Verfahrensgang

AG Bielefeld (Aktenzeichen 39 Ds 32 Js 288/06 - 309/06)

 

Tenor

Das angefochtene Urteil wird aufgehoben.

Der Angeklagte wird freigesprochen.

Die Staatskasse trägt die Kosten des Verfahrens sowie die dem Angeklagten entstandenen notwendigen Auslagen.

 

Gründe

I.

Durch das angefochtene Urteil des Amtsgerichts Bielefeld ist der Angeklagte wegen Diebstahls oder Hehlerei in zwei Fällen zu einer Gesamtfreiheitsstrafe von drei Monaten unter Strafaussetzung zur Bewährung verurteilt worden. Nach den Urteilsfeststellungen hat der Angeklagte zwei Leuchten im Wert von 2.950,00 EUR bzw. 445,00 EUR entweder an verschiedenen Tagen im .... und ........ aus den Geschäftsräumen der Firma J in C2, wo er zu dieser Zeit als Praktikant beschäftigt war, entwendet oder er hat sich diese in dem Wissen, dass die Leuchten bei der Firma J entwendet worden waren, in Bereicherungsabsicht verschafft.

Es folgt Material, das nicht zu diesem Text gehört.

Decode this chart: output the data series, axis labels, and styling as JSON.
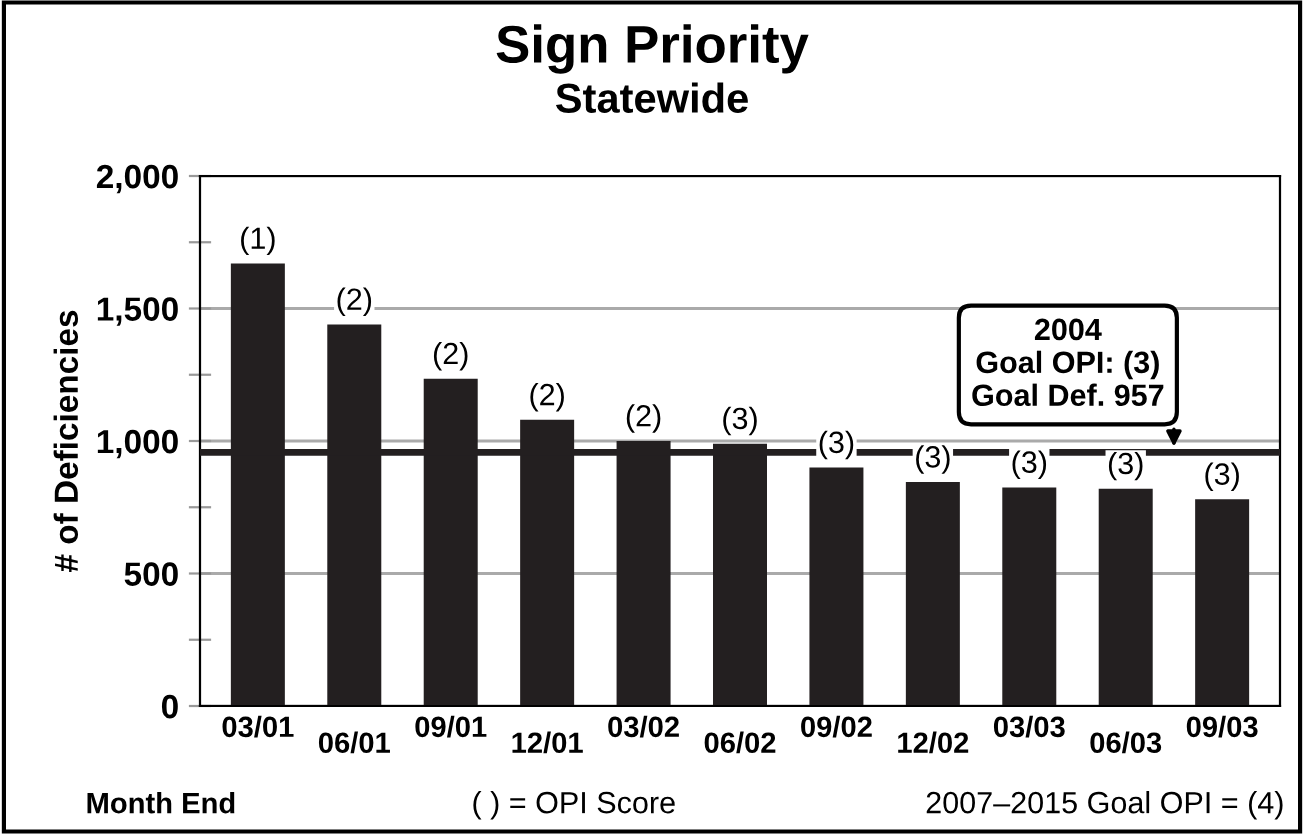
{
  "chart_data": {
    "type": "bar",
    "title": "Sign Priority",
    "subtitle": "Statewide",
    "xlabel": "Month End",
    "ylabel": "# of Deficiencies",
    "categories": [
      "03/01",
      "06/01",
      "09/01",
      "12/01",
      "03/02",
      "06/02",
      "09/02",
      "12/02",
      "03/03",
      "06/03",
      "09/03"
    ],
    "values": [
      1670,
      1440,
      1235,
      1080,
      1000,
      990,
      900,
      845,
      825,
      820,
      780
    ],
    "color": "#231f20",
    "ylim": [
      0,
      2000
    ],
    "yticks": [
      0,
      {
        "value": 250,
        "label": null
      },
      500,
      {
        "value": 750,
        "label": null
      },
      {
        "value": 1000,
        "label": "1,000"
      },
      {
        "value": 1250,
        "label": null
      },
      {
        "value": 1500,
        "label": "1,500"
      },
      {
        "value": 1750,
        "label": null
      },
      {
        "value": 2000,
        "label": "2,000"
      }
    ],
    "grid": "y",
    "ref_lines": [
      {
        "axis": "y",
        "value": 957,
        "color": "#231f20"
      }
    ],
    "annotations": [
      {
        "text": "2004\nGoal OPI: (3)\nGoal Def. 957",
        "x": "09/03",
        "y": 957
      },
      "( ) = OPI Score",
      "2007–2015 Goal OPI = (4)",
      {
        "text": "(1)",
        "x": "03/01",
        "y": 1670
      },
      {
        "text": "(2)",
        "x": "06/01",
        "y": 1440
      },
      {
        "text": "(2)",
        "x": "09/01",
        "y": 1235
      },
      {
        "text": "(2)",
        "x": "12/01",
        "y": 1080
      },
      {
        "text": "(2)",
        "x": "03/02",
        "y": 1000
      },
      {
        "text": "(3)",
        "x": "06/02",
        "y": 990
      },
      {
        "text": "(3)",
        "x": "09/02",
        "y": 900
      },
      {
        "text": "(3)",
        "x": "12/02",
        "y": 845
      },
      {
        "text": "(3)",
        "x": "03/03",
        "y": 825
      },
      {
        "text": "(3)",
        "x": "06/03",
        "y": 820
      },
      {
        "text": "(3)",
        "x": "09/03",
        "y": 780
      }
    ]
  }
}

Der Angeklagte hat sich zum Tatvorwurf ausweislich des angefochtenen Urteils nicht eingelassen. Grundlage des Schuldspruchs durch das Amtsgericht waren ganz maßgeblich die Erkenntnisse aus einer Durchsuchung der Wohnung des Angeklagten am ........, deren Verwertung der Angeklagte in der Hauptverhandlung widersprochen hat. Bei dieser an einem Mittwoch in der Zeit von 11.25 bis 11.45 Uhr von den Zeugen T und ..... C in Anwesenheit des Angeklagten durchgeführten Durchsuchung waren die entwendeten Leuchten in der Wohnung des Angeklagten versteckt aufgefunden worden. Die Beamten hatten sich am ......... gegen 9.20 Uhr wegen eines "Ladendiebstahls" zu der Firma J begeben, wo der Angeklagte von dem Geschäftsführer der Firma, dem Zeugen M, des Diebstahls von insgesamt drei hochwertigen Leuchten verdächtigt wurde, während der Angeklagte den Vorwurf zurückwies. Gegen 10.45 Uhr nahmen die Beamten von der Polizeiwache, zu welcher sie sich zwischenzeitlich mit dem Angeklagten begeben hatten, telefonisch Kontakt mit der Staatsanwaltschaft C2 auf. Hierzu ist im Ermittlungsbericht vom ........ vermerkt, dass die Staatsanwältin "Antrag auf Wohnungsdurchsuchung stellte". Ohne indes den Erlass eines richterlichen Durchsuchungsbeschlusses abzuwarten, begaben sich die Beamten sodann mit dem Angeklagten zum Zwecke der Durchsuchung zu dessen Wohnung. Dass der Angeklagte mit dieser Vorgehensweise einverstanden war, ergibt sich weder aus dem Ermittlungsvermerk vom ....... noch aus dem Durchsuchungsprotokoll vom selben Tage. Ebensowenig ist die Annahme von Gefahr im Verzug durch die Beamten dokumentiert worden.

II.

Die Revision hat mit der zulässig erhobenen Verfahrensrüge der Verwertung fehlerhaft erlangter Beweismittel unter Verstoß gegen ein Beweisverwertungsverbot Erfolg. Sie führt zu einer Aufhebung des angefochtenen Urteils und zum Freispruch des Angeklagten. Die aus der Durchsuchung der Wohnung des Angeklagten vom 10.08.2005 gewonnenen Erkenntnisse unterliegen einem Beweisverwertungsverbot. Sonstige den Schuldspruch tragende Beweismittel stehen nicht zur Verfügung.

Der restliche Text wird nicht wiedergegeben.